A typical Kung tribe includes about 50 adults, all united by a shared history, lifestyle, and purpose. (When a tribe becomes too large for the members to adequately care and provide for each other, they will multiply into two or more tribes, and spread out across different desert regions.) There is little formal authority in each tribe, and because life is so communal, any member that tries to gain increased power or form alliances will be swiftly disciplined within the camp—or, rarely, removed from the tribe altogether.
They know who they are, what is expected of them, and why it’s important to preserve their history and way-of-life.
Our modern society struggles to understand the primitive ways of the Kung, but most of us see something appealing there. Indeed, many of our assumptions of happiness, well-being, and success are tested and found deficient in comparison to this tribal lifestyle.
We assume: Modern society, with its technological advances and conveniences, will offer increased leisure time. However: Our culture works long hours, and our leisure time is largely limited by time spent commuting to work, picking up kids, and grocery shopping.*
We assume: Modern society will offer us far more control over our lives. However: Our work often produces a desperate cycle of earning, obligation, debt, and more earning. Everyone has a boss, or two, or twelve. The Kung have far fewer belongings but far more control of their time, relationships, and work.

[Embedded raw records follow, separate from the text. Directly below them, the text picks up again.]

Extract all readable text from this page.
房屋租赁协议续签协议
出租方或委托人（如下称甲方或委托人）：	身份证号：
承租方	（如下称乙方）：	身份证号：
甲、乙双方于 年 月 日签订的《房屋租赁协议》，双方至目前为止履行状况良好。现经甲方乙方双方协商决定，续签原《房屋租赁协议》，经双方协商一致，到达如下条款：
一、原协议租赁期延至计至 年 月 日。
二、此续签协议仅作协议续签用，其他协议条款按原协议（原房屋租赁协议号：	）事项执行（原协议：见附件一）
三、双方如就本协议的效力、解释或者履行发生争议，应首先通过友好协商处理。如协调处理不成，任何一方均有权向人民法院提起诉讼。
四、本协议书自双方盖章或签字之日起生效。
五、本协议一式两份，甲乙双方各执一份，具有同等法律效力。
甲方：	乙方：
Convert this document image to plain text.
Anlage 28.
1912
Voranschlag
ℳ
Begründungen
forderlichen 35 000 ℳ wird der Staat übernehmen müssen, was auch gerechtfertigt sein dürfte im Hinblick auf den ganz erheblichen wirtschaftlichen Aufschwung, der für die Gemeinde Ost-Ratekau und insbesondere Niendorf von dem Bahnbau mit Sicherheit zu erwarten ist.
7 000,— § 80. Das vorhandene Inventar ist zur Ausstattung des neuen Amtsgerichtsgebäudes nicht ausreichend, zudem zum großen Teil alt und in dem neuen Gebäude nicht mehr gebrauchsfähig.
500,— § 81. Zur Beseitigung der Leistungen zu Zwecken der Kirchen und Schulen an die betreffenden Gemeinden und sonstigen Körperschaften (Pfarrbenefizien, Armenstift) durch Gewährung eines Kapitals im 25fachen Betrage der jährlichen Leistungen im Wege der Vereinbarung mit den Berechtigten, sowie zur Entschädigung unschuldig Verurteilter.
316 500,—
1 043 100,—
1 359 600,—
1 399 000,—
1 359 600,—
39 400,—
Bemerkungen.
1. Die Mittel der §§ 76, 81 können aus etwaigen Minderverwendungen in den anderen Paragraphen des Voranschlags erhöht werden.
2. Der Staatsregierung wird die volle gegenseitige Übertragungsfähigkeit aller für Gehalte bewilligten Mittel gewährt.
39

We assume: Modern society will remove barriers to our happiness and well-being. However: As Junger explains in Tribe, self-determination theory suggests that we need three basic things to be content: We need to (1) feel authentic in our lives, (2) feel connected to others, and (3) feel competent in our life’s work. These “intrinsic” values consistently correlate to increased happiness, whereas “extrinsic” values like beauty, money, and status rarely correlate to sustained happiness. Statistics on happiness and income level have shown that well-being increases as our basic needs (food, shelter, work) are met, but beyond that (about $40,000 for an individual or $70,000 for a family in the U.S.), happiness decreases.
Living in community makes us healthier, happier people.**
In the pursuit of the autonomous, individual self, modern society has often traded relationship, family, stability, and work-as-serving-the-common-good for accomplishment, accumulation, debt, mobility, and work-as-a-status-symbol.

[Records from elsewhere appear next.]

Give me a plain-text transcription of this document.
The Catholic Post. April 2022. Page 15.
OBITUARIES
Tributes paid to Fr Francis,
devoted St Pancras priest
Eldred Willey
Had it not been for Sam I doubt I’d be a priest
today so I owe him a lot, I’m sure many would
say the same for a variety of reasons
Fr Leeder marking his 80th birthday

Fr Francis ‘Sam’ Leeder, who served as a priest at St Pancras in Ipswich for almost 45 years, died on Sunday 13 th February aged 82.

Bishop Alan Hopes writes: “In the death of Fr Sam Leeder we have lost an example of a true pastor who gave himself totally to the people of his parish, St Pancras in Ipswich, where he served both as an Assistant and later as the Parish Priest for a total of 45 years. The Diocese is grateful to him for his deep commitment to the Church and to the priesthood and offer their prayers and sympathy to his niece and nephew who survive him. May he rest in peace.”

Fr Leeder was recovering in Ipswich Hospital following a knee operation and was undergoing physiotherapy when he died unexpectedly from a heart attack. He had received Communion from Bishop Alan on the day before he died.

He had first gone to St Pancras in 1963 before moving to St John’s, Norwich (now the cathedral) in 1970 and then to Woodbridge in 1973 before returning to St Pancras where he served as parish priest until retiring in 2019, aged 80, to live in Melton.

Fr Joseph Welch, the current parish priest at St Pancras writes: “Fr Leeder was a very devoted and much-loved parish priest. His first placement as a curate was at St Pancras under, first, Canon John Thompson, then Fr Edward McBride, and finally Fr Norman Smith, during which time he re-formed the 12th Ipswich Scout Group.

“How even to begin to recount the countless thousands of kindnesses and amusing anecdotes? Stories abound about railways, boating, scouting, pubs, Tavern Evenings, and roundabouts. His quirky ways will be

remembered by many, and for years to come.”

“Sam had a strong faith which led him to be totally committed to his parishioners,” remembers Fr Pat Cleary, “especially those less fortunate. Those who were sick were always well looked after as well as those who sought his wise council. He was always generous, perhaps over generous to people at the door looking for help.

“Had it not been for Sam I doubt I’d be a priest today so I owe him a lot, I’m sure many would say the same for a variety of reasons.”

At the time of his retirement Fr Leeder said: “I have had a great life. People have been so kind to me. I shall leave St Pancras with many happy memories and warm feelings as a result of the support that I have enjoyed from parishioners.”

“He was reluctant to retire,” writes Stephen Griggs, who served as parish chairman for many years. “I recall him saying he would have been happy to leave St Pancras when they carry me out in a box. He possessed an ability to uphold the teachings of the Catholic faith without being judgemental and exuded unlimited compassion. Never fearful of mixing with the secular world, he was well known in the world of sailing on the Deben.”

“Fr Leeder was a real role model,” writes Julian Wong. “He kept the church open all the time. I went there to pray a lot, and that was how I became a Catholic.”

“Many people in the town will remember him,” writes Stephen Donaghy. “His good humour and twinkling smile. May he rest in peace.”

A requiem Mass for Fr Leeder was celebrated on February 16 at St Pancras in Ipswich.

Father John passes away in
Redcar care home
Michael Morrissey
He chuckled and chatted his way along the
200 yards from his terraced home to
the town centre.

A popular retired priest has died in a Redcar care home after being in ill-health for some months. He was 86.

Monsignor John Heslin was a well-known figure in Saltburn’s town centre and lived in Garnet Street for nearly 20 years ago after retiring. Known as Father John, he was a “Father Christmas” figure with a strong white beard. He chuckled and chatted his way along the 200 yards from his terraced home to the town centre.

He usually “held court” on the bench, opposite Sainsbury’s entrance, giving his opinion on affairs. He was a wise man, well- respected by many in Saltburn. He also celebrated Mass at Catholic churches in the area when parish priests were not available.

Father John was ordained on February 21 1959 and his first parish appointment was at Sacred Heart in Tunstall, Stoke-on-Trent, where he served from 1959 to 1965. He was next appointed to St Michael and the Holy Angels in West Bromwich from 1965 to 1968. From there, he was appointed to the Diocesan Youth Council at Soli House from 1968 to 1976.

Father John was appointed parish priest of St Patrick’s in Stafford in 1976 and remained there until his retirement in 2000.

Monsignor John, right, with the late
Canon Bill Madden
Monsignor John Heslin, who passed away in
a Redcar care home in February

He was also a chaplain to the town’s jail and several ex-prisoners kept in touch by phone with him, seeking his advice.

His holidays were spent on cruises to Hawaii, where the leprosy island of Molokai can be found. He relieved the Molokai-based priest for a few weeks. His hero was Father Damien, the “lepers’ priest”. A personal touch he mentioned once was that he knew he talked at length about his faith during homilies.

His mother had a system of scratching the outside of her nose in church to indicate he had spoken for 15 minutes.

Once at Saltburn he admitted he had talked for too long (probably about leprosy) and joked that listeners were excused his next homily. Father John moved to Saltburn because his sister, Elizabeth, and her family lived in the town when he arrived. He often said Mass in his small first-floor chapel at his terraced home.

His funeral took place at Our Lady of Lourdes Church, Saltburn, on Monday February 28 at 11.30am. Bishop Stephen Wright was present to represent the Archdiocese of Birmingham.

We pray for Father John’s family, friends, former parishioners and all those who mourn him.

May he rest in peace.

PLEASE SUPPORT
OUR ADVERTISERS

We don’t all have to move to Namibia at once.
But, as believers, we are first and foremost citizens of the eternal Kingdom of Christ, and we can look critically on all human institutions, expecting to find some common grace and some utter brokenness.
The Lights Are Still On
Meanwhile, the American church can often look like a wasteland. I am wearied by FoxNewsChristianity, the latest megachurch scandal, and the evangelical twitter wars.
But I found a great reminder this week in an unlikely place.

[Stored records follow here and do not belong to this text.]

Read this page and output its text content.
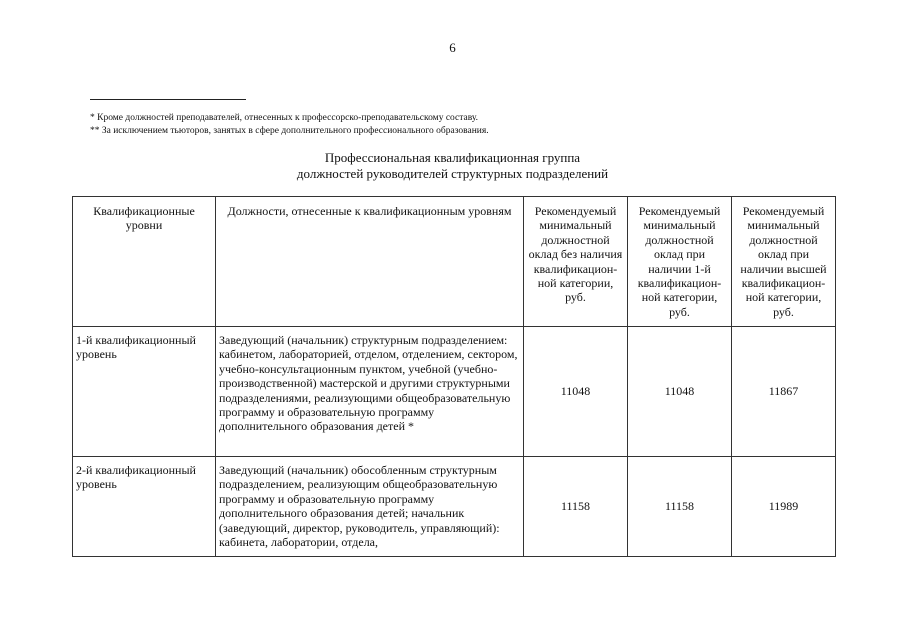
6
* Кроме должностей преподавателей, отнесенных к профессорско-преподавательскому составу.
** За исключением тьюторов, занятых в сфере дополнительного профессионального образования.
Профессиональная квалификационная группа
должностей руководителей структурных подразделений
Квалификационные уровни	Должности, отнесенные к квалификационным уровням	Рекомендуемый минимальный должностной оклад без наличия квалификацион-ной категории, руб.	Рекомендуемый минимальный должностной оклад при наличии 1-й квалификацион-ной категории, руб.	Рекомендуемый минимальный должностной оклад при наличии высшей квалификацион-ной категории, руб.
1-й квалификационный уровень	Заведующий (начальник) структурным подразделением: кабинетом, лабораторией, отделом, отделением, сектором, учебно-консультационным пунктом, учебной (учебно-производственной) мастерской и другими структурными подразделениями, реализующими общеобразовательную программу и образовательную программу дополнительного образования детей *	11048	11048	11867
2-й квалификационный уровень	Заведующий (начальник) обособленным структурным подразделением, реализующим общеобразовательную программу и образовательную программу дополнительного образования детей; начальник (заведующий, директор, руководитель, управляющий): кабинета, лаборатории, отдела,	11158	11158	11989
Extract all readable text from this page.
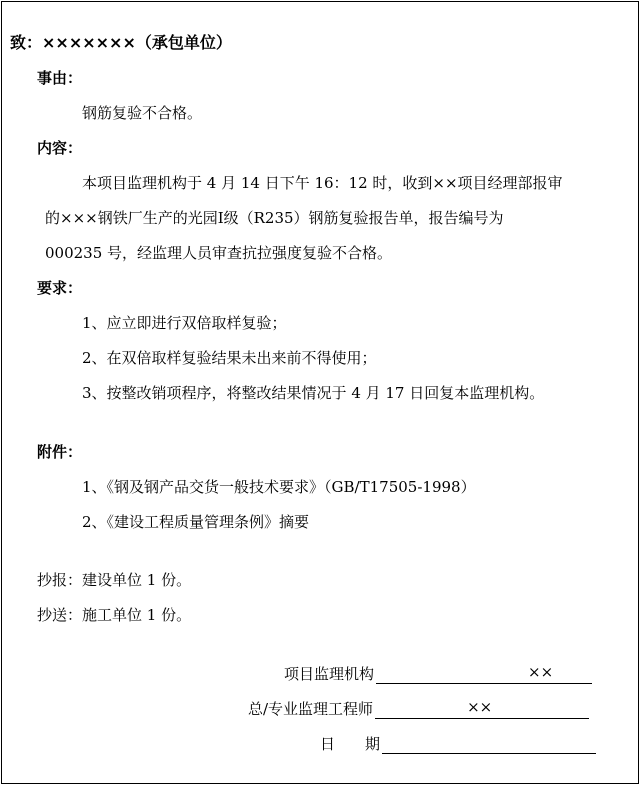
致：×××××××（承包单位）
事由：
钢筋复验不合格。
内容：
本项目监理机构于 4 月 14 日下午 16：12 时，收到××项目经理部报审
的×××钢铁厂生产的光园Ⅰ级（R235）钢筋复验报告单，报告编号为
000235 号，经监理人员审查抗拉强度复验不合格。
要求：
1、应立即进行双倍取样复验；
2、在双倍取样复验结果未出来前不得使用；
3、按整改销项程序，将整改结果情况于 4 月 17 日回复本监理机构。
附件：
1、《钢及钢产品交货一般技术要求》（GB/T17505-1998）
2、《建设工程质量管理条例》摘要
抄报：建设单位 1 份。
抄送：施工单位 1 份。
项目监理机构	××
总/专业监理工程师	××
日　　期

I’ve been reading philosopher James KA Smith’s book on how Saint Augustine still speaks to us today, and he suggests we take another look at Christianity.
“I encourage a second look [at the church]. Let your eyes skate past the megachurch industrial complex and take note of the almost invisible church in your neighborhood that you’ve driven past a thousand times without noticing. Check on it some Tuesday night, and see if there aren’t lights on in the basement. Maybe the food pantry is open. Or the congregation is offering a financial or marriage class. It might just be the choir practicing.”
Like the Kung people, our little communities remind us who we are, why we do what we what we do, and why it still matters.
This is what GOOD SOIL is all about. Call us basic, old-fashioned, even outdated.
Whether your church is 5,000 or fifty, whether you’re a pastor or a teacher/nurse/lumberjack, whether you feel the wind is at your back and you’re gliding across the waters of life… or you’re pedaling uphill into a headwind:
Keep doing what Christians have been doing for 2,000 years. Keep planting the seeds, watering the soil, and pulling the weeds. Keep teaching, keep serving, keep singing.
Let the world speak of the decline of the church and the death of God many years ago. Let your eyes skate by loud, glamorous religiosity.
The lights are still on in the basement, and we’re doing just fine.